Only if the approval/development process from patent to market is already eating up 90% of the 20 year patent protection. Companies don't look that far into the future. A 30 year patent creates a profit incentive that will only benefit the company two CEOs and three changes of management in the future.
For a profitable cash flow, the return needs to be huge and far more immediate. Not trickled in over 30 years. It needs to pour in over 5 years or 10 years at most. This gives sufficient capital return and cash flow to fund the next development. If you make the patent last 30 years of even 100 years, then the company might make one drug if you're lucky and milk the profitability over the long term. In the short term, the returns are still too small to re-invest or barely pay back the interest component of the upfront NRE loans. The company is still better off using that upfront capital to invest in a higher return product even if that higher return lasts for a shorter period of time.
Lets say you have $1M to invest and there is a company that is guaranteed to return a net profit of 5%/yr for the next 30 years, and another company that is little more risky but will likely return 25%/yr for 5 years. Even though it might seems like the end result of 5%*30 is higher, it isn't. After 5 years you now have a bigger pool of money to re-invest in other higher return ventures. Obviously if you have unlimited money you can do both. But, there are far more potential high return drug ideas to develop than there is accessible money.

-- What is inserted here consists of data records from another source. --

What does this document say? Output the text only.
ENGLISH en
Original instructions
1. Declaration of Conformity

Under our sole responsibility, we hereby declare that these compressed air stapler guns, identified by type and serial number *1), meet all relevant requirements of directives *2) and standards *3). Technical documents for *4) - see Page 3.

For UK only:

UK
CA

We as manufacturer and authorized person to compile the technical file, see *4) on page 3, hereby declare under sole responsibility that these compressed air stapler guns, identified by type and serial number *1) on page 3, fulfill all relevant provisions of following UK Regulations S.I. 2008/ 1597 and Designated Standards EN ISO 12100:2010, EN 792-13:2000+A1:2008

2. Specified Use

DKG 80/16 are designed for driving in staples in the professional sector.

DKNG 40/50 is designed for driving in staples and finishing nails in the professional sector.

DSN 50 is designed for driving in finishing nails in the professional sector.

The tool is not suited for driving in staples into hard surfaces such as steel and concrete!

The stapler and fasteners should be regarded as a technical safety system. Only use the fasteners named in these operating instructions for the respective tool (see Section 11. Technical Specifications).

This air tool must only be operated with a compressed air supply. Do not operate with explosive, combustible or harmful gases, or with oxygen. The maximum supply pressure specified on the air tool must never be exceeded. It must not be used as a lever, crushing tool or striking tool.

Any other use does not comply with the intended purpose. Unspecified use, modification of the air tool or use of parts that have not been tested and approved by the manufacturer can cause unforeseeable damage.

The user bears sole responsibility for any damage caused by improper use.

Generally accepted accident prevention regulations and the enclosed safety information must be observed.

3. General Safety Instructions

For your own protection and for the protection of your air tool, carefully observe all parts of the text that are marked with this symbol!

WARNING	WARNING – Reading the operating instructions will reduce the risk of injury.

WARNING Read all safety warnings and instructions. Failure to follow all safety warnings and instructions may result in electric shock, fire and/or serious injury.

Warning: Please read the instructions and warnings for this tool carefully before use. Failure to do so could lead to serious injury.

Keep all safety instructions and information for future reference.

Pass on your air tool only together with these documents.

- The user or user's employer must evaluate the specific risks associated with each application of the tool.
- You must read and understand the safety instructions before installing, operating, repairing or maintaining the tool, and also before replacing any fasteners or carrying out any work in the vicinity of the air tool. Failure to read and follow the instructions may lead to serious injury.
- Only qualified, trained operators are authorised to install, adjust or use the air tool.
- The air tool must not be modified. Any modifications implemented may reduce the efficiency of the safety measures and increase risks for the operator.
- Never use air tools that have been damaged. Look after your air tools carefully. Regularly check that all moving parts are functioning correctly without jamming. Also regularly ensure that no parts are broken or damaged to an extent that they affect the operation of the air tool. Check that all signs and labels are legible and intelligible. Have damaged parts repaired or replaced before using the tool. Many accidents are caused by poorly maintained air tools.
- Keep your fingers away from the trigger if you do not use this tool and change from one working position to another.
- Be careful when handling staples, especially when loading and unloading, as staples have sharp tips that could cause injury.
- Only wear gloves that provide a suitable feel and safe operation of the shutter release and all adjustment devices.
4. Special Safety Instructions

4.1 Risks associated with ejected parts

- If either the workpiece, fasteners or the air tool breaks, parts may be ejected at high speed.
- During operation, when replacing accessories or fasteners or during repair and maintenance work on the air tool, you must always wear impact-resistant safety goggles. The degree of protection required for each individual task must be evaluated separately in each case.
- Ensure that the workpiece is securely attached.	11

The real problem is why does it take $1B+ to bring an antibiotic to market. Even Penicillin would not exist if it cost that much (in time adjusted currency) to get it off the ground. The reason is that $1B+ is not the actual cost of development, but also the amortised cost of all the failed drug developments/approvals (using hollywood style accounting). The approvals process is also onerous (in both cost and time), along with the corporate culture of huge marketing budgets, political lobbying, and top heavy running costs.
If you like the idea of a regulatory solution, then other incentives would be far more beneficial to the end goal. Such as making all drug approvals subject to audited evidence that some percentage (e.g. 50%) of general drug research expenditure is also made in particular classes of lower return antibiotics, or financial/tax incentives for brining a functional antibiotic to market. Obviously a lot of good possibilities, but I highly doubt that a 30yr monopoly on a low yield investment is one of them.
BTW, the above reasoning applies to patents in general, and why I personally believe that patent publication should be immediate and the duration should be industry specific. And along with a ridiculously low bar of 'inventiveness', 20yrs is too long in most (if not all) industries.